Segundo Alice, uma das principais metas da iniciativa é tornar possível estudos, mesmo em instituições com pouco recursos para custeio de bolsas ou viagens de campo. “Às vezes a amostra está coletada, a gente só não sabe onde tem”. Após uma avaliação do projeto de pesquisa, as amostras são finalmente enviadas ao solicitante, contribuindo para o crescimento das pesquisas sobre essas aves, muitas delas ameaçadas de extinção.
Confira a seguir a entrevista completa com Alice sobre essa iniciativa e conservação dessas aves:
((o))eco: Como surgiu a ideia de criar esse banco de amostras?

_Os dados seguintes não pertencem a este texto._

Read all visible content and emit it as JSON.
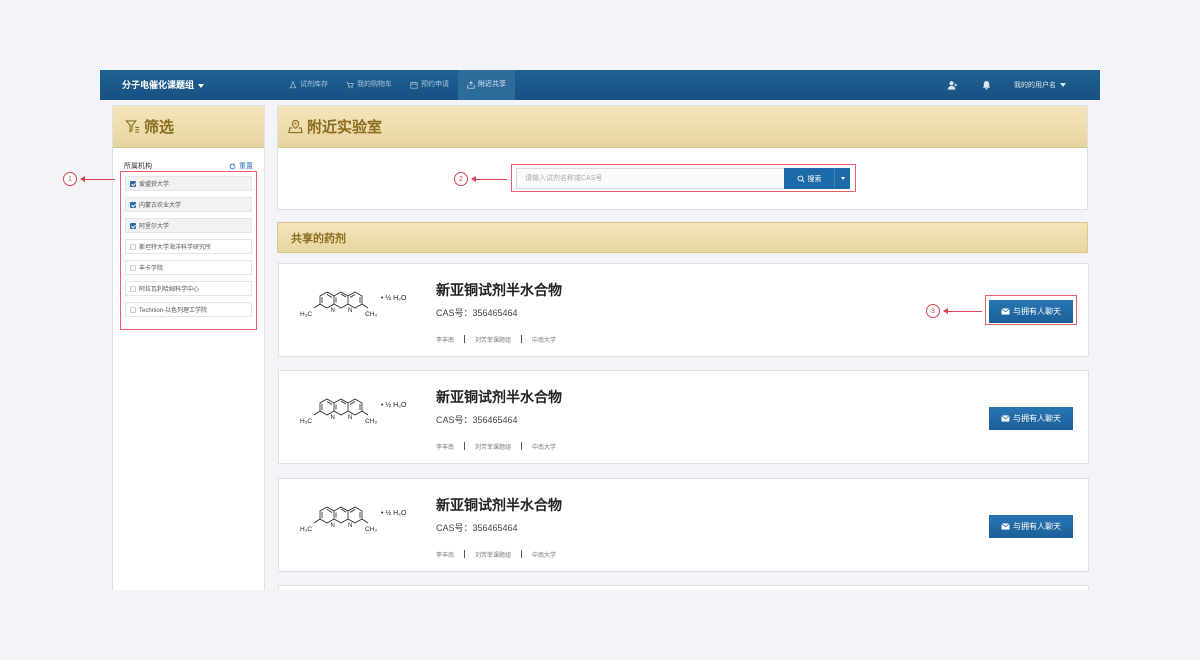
{
  "navbar": {
    "brand": "分子电催化课题组",
    "tabs": [
      {
        "label": "试剂库存",
        "icon": "flask-icon",
        "active": false
      },
      {
        "label": "我的购物车",
        "icon": "cart-icon",
        "active": false
      },
      {
        "label": "预约申请",
        "icon": "calendar-icon",
        "active": false
      },
      {
        "label": "附近共享",
        "icon": "share-icon",
        "active": true
      }
    ],
    "username": "我的的用户名"
  },
  "sidebar": {
    "title": "筛选",
    "filter_label": "所属机构",
    "reset_label": "重置",
    "orgs": [
      {
        "label": "爱盟获大学",
        "checked": true
      },
      {
        "label": "内蒙古农业大学",
        "checked": true
      },
      {
        "label": "阿里尔大学",
        "checked": true
      },
      {
        "label": "斯坦特大学海洋科学研究所",
        "checked": false
      },
      {
        "label": "丰卡学院",
        "checked": false
      },
      {
        "label": "阿拉瓦利哈姆科学中心",
        "checked": false
      },
      {
        "label": "Technion-以色列理工学院",
        "checked": false
      }
    ]
  },
  "lab": {
    "title": "附近实验室",
    "search_placeholder": "请输入试剂名称或CAS号",
    "search_label": "搜索"
  },
  "shared": {
    "title": "共享的药剂",
    "items": [
      {
        "name": "新亚铜试剂半水合物",
        "cas": "CAS号：356465464",
        "person": "李丰南",
        "group": "刘芳菲课题组",
        "org": "中南大学",
        "chat_label": "与拥有人聊天"
      },
      {
        "name": "新亚铜试剂半水合物",
        "cas": "CAS号：356465464",
        "person": "李丰南",
        "group": "刘芳菲课题组",
        "org": "中南大学",
        "chat_label": "与拥有人聊天"
      },
      {
        "name": "新亚铜试剂半水合物",
        "cas": "CAS号：356465464",
        "person": "李丰南",
        "group": "刘芳菲课题组",
        "org": "中南大学",
        "chat_label": "与拥有人聊天"
      }
    ]
  },
  "molecule": {
    "hydrate": "• ½ H₂O",
    "n_label": "N",
    "left_methyl": "H₃C",
    "right_methyl": "CH₃"
  },
  "annotations": [
    "1",
    "2",
    "3"
  ],
  "colors": {
    "navbar": "#1f6193",
    "accent": "#1e6aa8",
    "panel_head": "#e8d59f",
    "annotation": "#d9434f"
  }
}
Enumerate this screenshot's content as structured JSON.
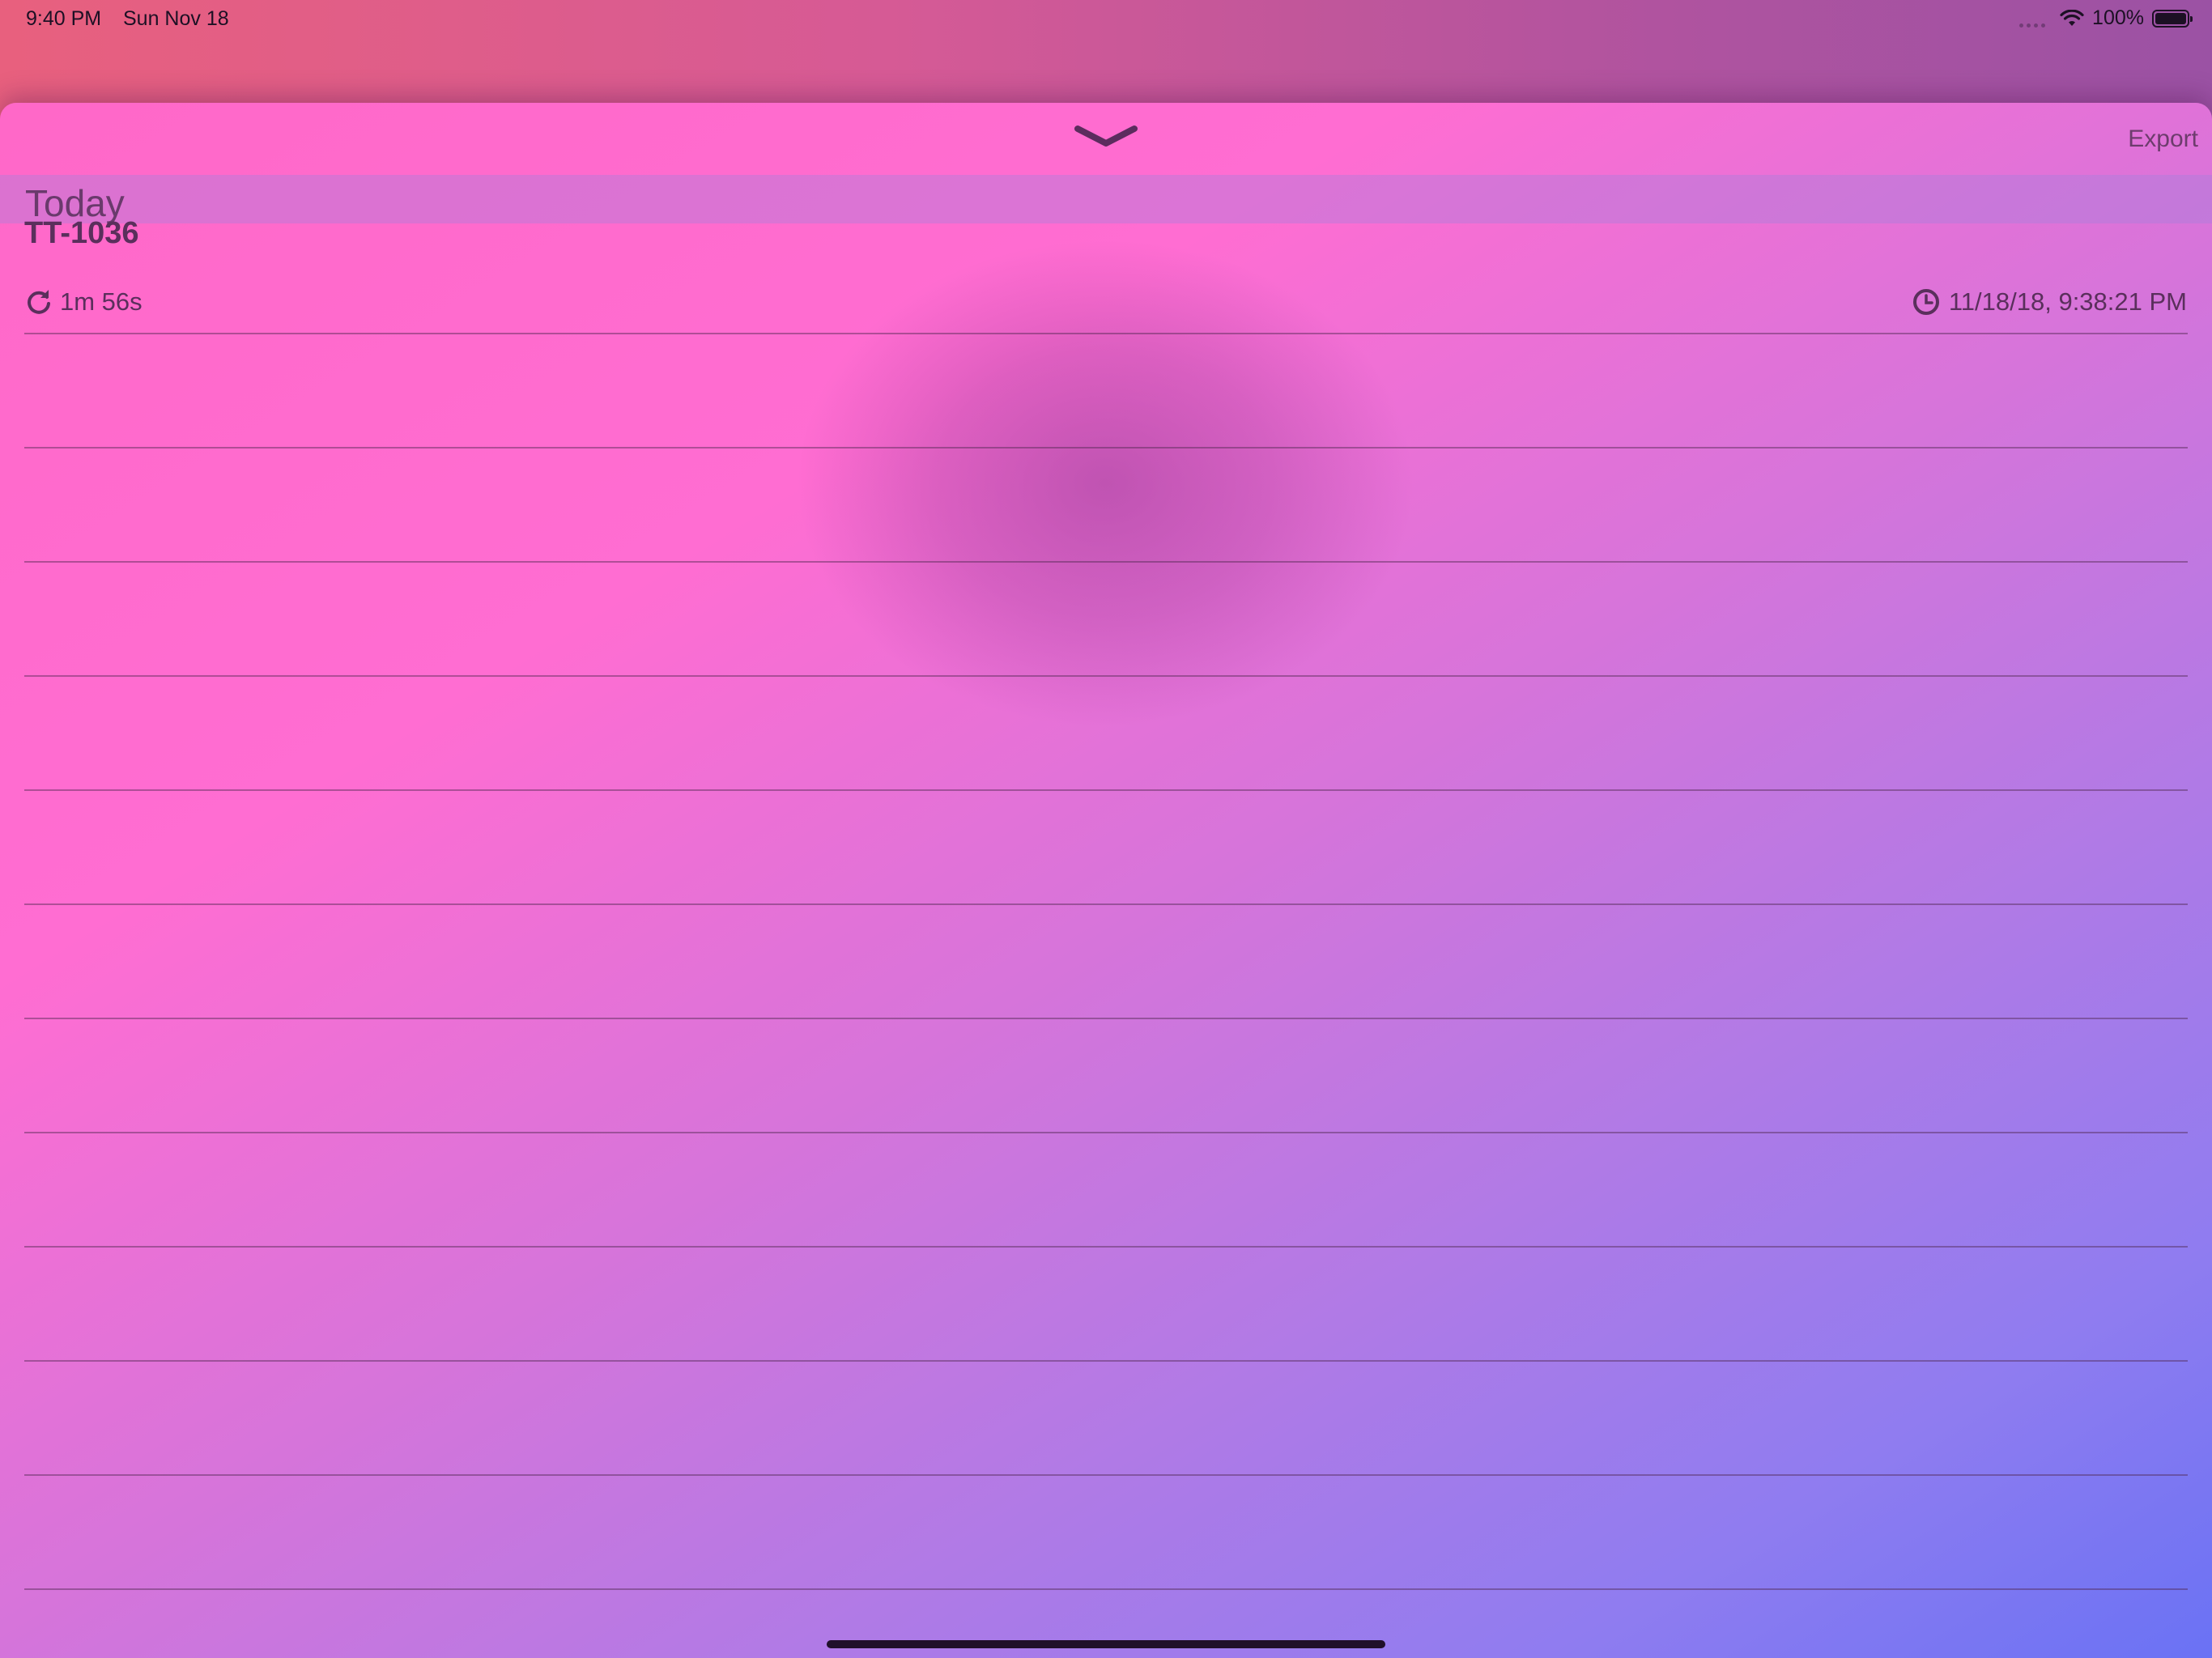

Alice Pereira: O banco surgiu em função de uma demanda vinda do Plano Nacional para a Conservação de Albatrozes e Petréis (PLANACAP). Existem vários planos nacionais de conservação de diferentes espécies de aves, e o plano de albatrozes e petréis é o mais antigo. E essa demanda também vem de outra coisa importante, que é o Acordo para a Conservação de Albatrozes e Petréis (ACAP). Esse acordo é internacional, vários países são signatários, entre eles o Brasil. E essa demanda surge porque se precisa fazer pesquisa com albatrozes e petréis, saber o status das populações, se elas estão ou não ameaçadas, qual o grau de ameaça, se elas são migratórias ou pertencem a um lugar. A gente precisa ter um esforço coletivo dos países. Apesar da gente ter um plano nacional de albatrozes e petréis, a gente só tem duas espécies que de fato nidificam aqui, que são “nossas”. As demais são todas migratórias, passam por vários países. Então precisa ter um esforço conjunto. E aí surgiu com o ACAP a ideia de cada país ter esse banco e se ajudarem.
Como é feita a gestão do BAAP?
Várias instituições têm amostras. Elas são de universidades, museus, estão com os programas de monitoramento de praias, que agora acontecem bastante… estão aí, espalhadas. Não se poderia criar mais uma coisa que é só de uma pessoa, ou poderia ter um interesse particular de alguém publicar. Então se decidiu fazer a gestão compartilhada de conservação, que são instituições que se juntam, cada uma vinda de um interesse – público, privado, de uma ONG, academia – que se juntam para gerir o banco. Então, no caso, o CEMAVE, que é o Centro Nacional de Pesquisas para Conservação de Aves Silvestres do ICMBio; o Projeto Albatroz, que é patrocinado pela Petrobras e acaba então patrocinando o banco; e a R3 Animal, que é uma ONG daqui de Santa Catarina que entra com o espaço, cedendo o laboratório, o espaço físico. O CEMAVE também cede parte do espaço físico, mas como eles têm bastantes amostras de monitoramento de praias aqui, também acabam ajudando bastante. Às vezes até ajuda para coletar amostra. Então é uma gestão compartilhada, por termo de cooperação.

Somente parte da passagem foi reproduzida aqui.